Editor-in-chief of the West Australian Bob Cronin said West Australian Newspapers was “generally supportive” of the bulk of the legislation, but wary of the potential for it to erode fundamental freedoms.

“We appreciate that there is a threat of terrorist attack in Australia and we have no problem with the government tightening the laws to protect Australian citizens,” Mr Cronin said.

However, he held concerns for the speed in which the anti-terror laws were drafted, with “no leeway for innocent mistakes”.

“I don’t think any editors would deliberately jeopardise national security.

“Governments will make laws to deal with an ad hoc situation without looking at the broader principles … the freedom of speech and the press.

“My experience over many years is that governments of both persuasions will chip away at our freedoms, either without understanding the implications, or deliberately.

“You can lose your freedoms very subtly. As leaders, we need to be constantly on the lookout.”

While the laws were unlikely to change daily operations, he said, the threat of criminal penalties was a disproportionate response.

Professor George Williams AO, a constitutional lawyer at the UNSW Gilbert + Tobin Centre of Public Law, said the National Security Legislation Amendment Bill constituted a “blanket ban” on not only the disclosure of SIOs, but also any information related to those SIOs.

“There’s no defence for a journalist publishing information in the public interest even if they’re revealing wrongdoing on the part of the government, or a misuse of power,” he said. “It’s quite striking that journalists can be jailed for up to 10 years in those circumstances without any possibility of mounting a viable defence.”

Professor Williams said that he was also concerned by the lack of protections for journalists, who if charged and put to trial for breaching the Act, would have “no real defence” to mount.

“The best they might hope for is there’s an implied freedom of political communication in the Constitution, but that’s proved very weak and it’s not clear it would assist in any of these cases,” he said. “And that’s the problem with an offence that, on its terms, is so general.”

Sky News CEO Angelos Frangopoulos said: “We are deeply concerned about these changes and the impact on the fundamentals of robust journalism.

“We strongly support the industry’s position on both pieces of legislation and are monitoring the progress of the second bill.”

Malcolm Colless, a former News Limited director and chief executive of the Herald and Weekly Times, said the laws would not only be a deterrent to media organisations, but to whistleblowers who provide information.

“While the current proposed legislation will allow ASIO officers and their affiliates to engage in otherwise unlawful conduct under a new Special Intelligence Operations scheme, it will make it an offence punishable by up to five years jail for the unlawful disclosure of information relating to an SIO,” he said.

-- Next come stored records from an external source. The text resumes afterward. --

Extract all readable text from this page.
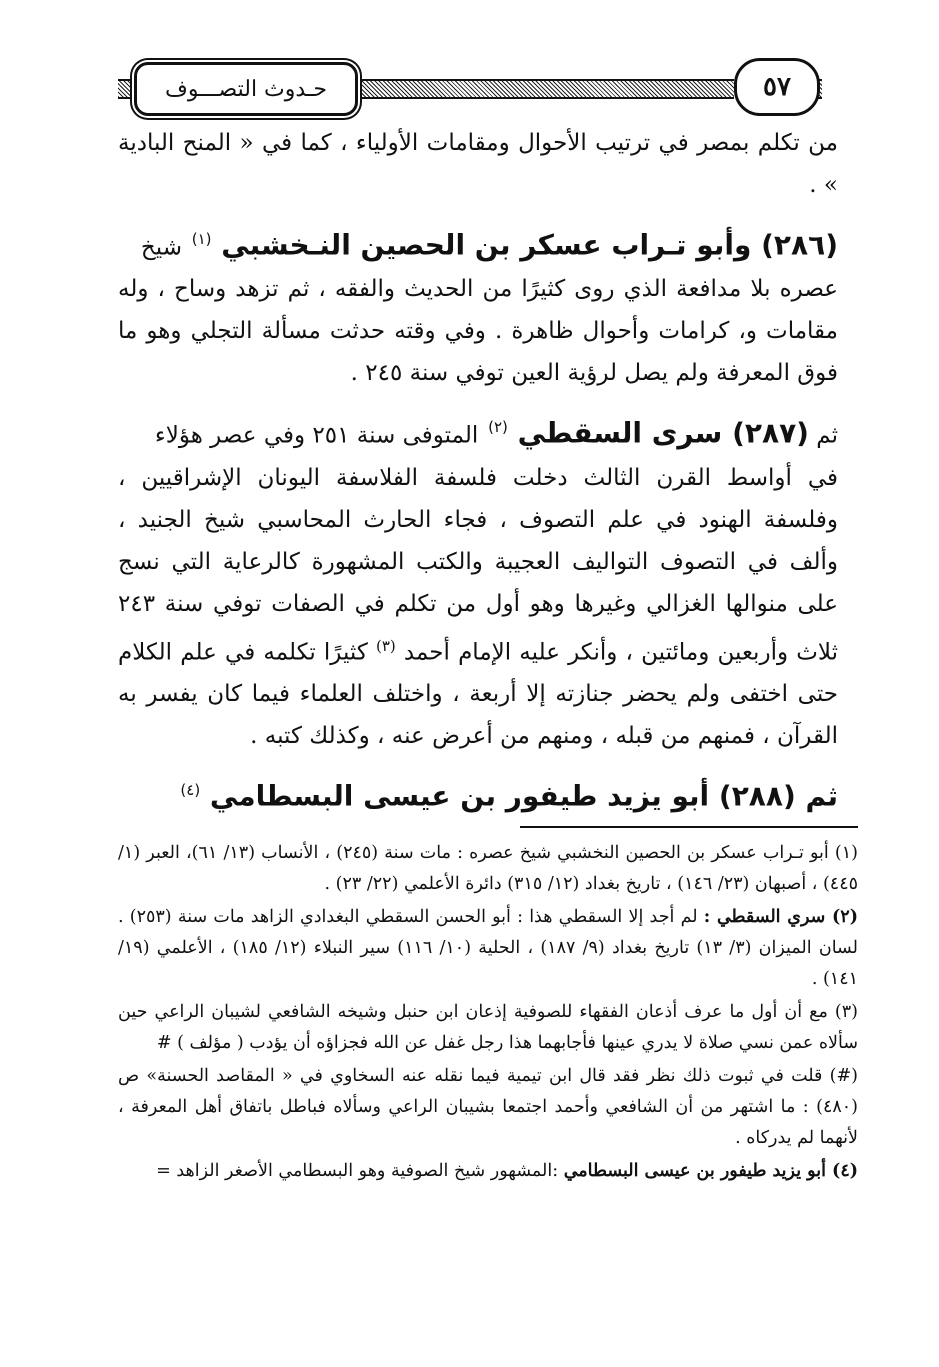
حـدوث التصـــوف	٥٧

من تكلم بمصر في ترتيب الأحوال ومقامات الأولياء ، كما في « المنح البادية » .

(٢٨٦) وأبو تـراب عسكر بن الحصين النـخشبي $^{(١)}$ شيخ

عصره بلا مدافعة الذي روى كثيرًا من الحديث والفقه ، ثم تزهد وساح ، وله مقامات و، كرامات وأحوال ظاهرة . وفي وقته حدثت مسألة التجلي وهو ما فوق المعرفة ولم يصل لرؤية العين توفي سنة ٢٤٥ .

ثم (٢٨٧) سرى السقطي $^{(٢)}$ المتوفى سنة ٢٥١ وفي عصر هؤلاء

في أواسط القرن الثالث دخلت فلسفة الفلاسفة اليونان الإشراقيين ، وفلسفة الهنود في علم التصوف ، فجاء الحارث المحاسبي شيخ الجنيد ، وألف في التصوف التواليف العجيبة والكتب المشهورة كالرعاية التي نسج على منوالها الغزالي وغيرها وهو أول من تكلم في الصفات توفي سنة ٢٤٣ ثلاث وأربعين ومائتين ، وأنكر عليه الإمام أحمد $^{(٣)}$ كثيرًا تكلمه في علم الكلام حتى اختفى ولم يحضر جنازته إلا أربعة ، واختلف العلماء فيما كان يفسر به القرآن ، فمنهم من قبله ، ومنهم من أعرض عنه ، وكذلك كتبه .

ثم (٢٨٨) أبو يزيد طيفور بن عيسى البسطامي $^{(٤)}$

(١) أبو تـراب عسكر بن الحصين النخشبي شيخ عصره : مات سنة (٢٤٥) ، الأنساب (١٣/ ٦١)، العبر (١/ ٤٤٥) ، أصبهان (٢٣/ ١٤٦) ، تاريخ بغداد (١٢/ ٣١٥) دائرة الأعلمي (٢٢/ ٢٣) .

(٢) سري السقطي : لم أجد إلا السقطي هذا : أبو الحسن السقطي البغدادي الزاهد مات سنة (٢٥٣) . لسان الميزان (٣/ ١٣) تاريخ بغداد (٩/ ١٨٧) ، الحلية (١٠/ ١١٦) سير النبلاء (١٢/ ١٨٥) ، الأعلمي (١٩/ ١٤١) .

(٣) مع أن أول ما عرف أذعان الفقهاء للصوفية إذعان ابن حنبل وشيخه الشافعي لشيبان الراعي حين سألاه عمن نسي صلاة لا يدري عينها فأجابهما هذا رجل غفل عن الله فجزاؤه أن يؤدب ( مؤلف ) #

(#) قلت في ثبوت ذلك نظر فقد قال ابن تيمية فيما نقله عنه السخاوي في « المقاصد الحسنة» ص (٤٨٠) : ما اشتهر من أن الشافعي وأحمد اجتمعا بشيبان الراعي وسألاه فباطل باتفاق أهل المعرفة ، لأنهما لم يدركاه .

(٤) أبو يزيد طيفور بن عيسى البسطامي :المشهور شيخ الصوفية وهو البسطامي الأصغر الزاهد =
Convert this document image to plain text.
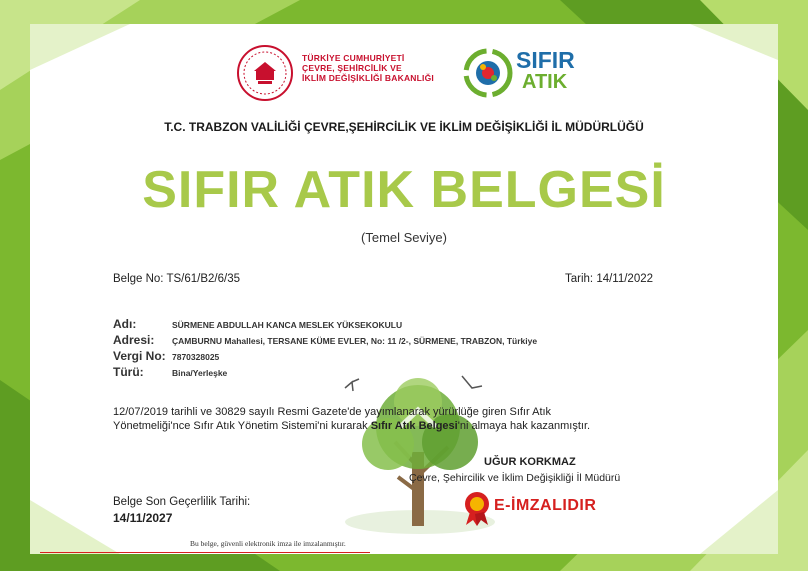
TÜRKİYE CUMHURİYETİ
ÇEVRE, ŞEHİRCİLİK VE
İKLİM DEĞİŞİKLİĞİ BAKANLIĞI
SIFIR
ATIK
T.C. TRABZON VALİLİĞİ ÇEVRE,ŞEHİRCİLİK VE İKLİM DEĞİŞİKLİĞİ İL MÜDÜRLÜĞÜ
SIFIR ATIK BELGESİ
(Temel Seviye)
Belge No: TS/61/B2/6/35	Tarih: 14/11/2022
Adı:	SÜRMENE ABDULLAH KANCA MESLEK YÜKSEKOKULU
Adresi: ÇAMBURNU Mahallesi, TERSANE KÜME EVLER, No: 11 /2-, SÜRMENE, TRABZON, Türkiye
Vergi No: 7870328025
Türü:	Bina/Yerleşke
12/07/2019 tarihli ve 30829 sayılı Resmi Gazete'de yayımlanarak yürürlüğe giren Sıfır Atık
Yönetmeliği'nce Sıfır Atık Yönetim Sistemi'ni kurarak Sıfır Atık Belgesi'ni almaya hak kazanmıştır.
UĞUR KORKMAZ
Çevre, Şehircilik ve İklim Değişikliği İl Müdürü
E-İMZALIDIR
Belge Son Geçerlilik Tarihi:
14/11/2027
Bu belge, güvenli elektronik imza ile imzalanmıştır.
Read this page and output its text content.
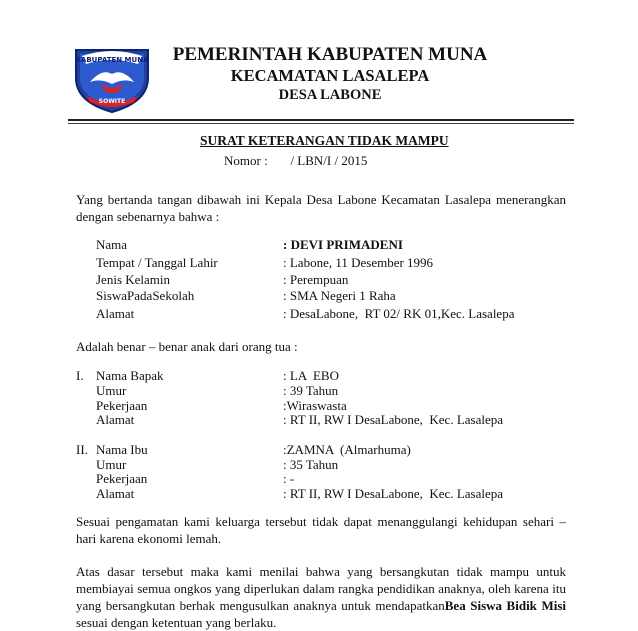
KABUPATEN MUNA
SOWITE
PEMERINTAH KABUPATEN MUNA
KECAMATAN LASALEPA
DESA LABONE
SURAT KETERANGAN TIDAK MAMPU
Nomor :       / LBN/I / 2015
Yang bertanda tangan dibawah ini Kepala Desa Labone Kecamatan Lasalepa menerangkan dengan sebenarnya bahwa :
Nama	: DEVI PRIMADENI
Tempat / Tanggal Lahir	: Labone, 11 Desember 1996
Jenis Kelamin	: Perempuan
SiswaPadaSekolah	: SMA Negeri 1 Raha
Alamat	: DesaLabone,  RT 02/ RK 01,Kec. Lasalepa
Adalah benar – benar anak dari orang tua :
I. Nama Bapak	: LA  EBO
Umur	: 39 Tahun
Pekerjaan	:Wiraswasta
Alamat	: RT II, RW I DesaLabone,  Kec. Lasalepa
II. Nama Ibu	:ZAMNA  (Almarhuma)
Umur	: 35 Tahun
Pekerjaan	: -
Alamat	: RT II, RW I DesaLabone,  Kec. Lasalepa
Sesuai pengamatan kami keluarga tersebut tidak dapat menanggulangi kehidupan sehari – hari karena ekonomi lemah.
Atas dasar tersebut maka kami menilai bahwa yang bersangkutan tidak mampu untuk membiayai semua ongkos yang diperlukan dalam rangka pendidikan anaknya, oleh karena itu yang bersangkutan berhak mengusulkan anaknya untuk mendapatkanBea Siswa Bidik Misi sesuai dengan ketentuan yang berlaku.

“The penal provisions here are quite specific but the scope of the legislation is broad and open ended and, for example, could apply to a journalist who reports on an SIO even if no ASIO employee is involved.

“This could have the combined effect of simultaneously silencing a whistleblower, journalist and publisher on an issue even though it has not been clearly established as a ‘special intelligence function’.

“The key issue here will be how these powers are used. For example one consequence of terrorists’ use of social media to parade their atrocities could be a progressive, enforced, government shutdown of these outlets.”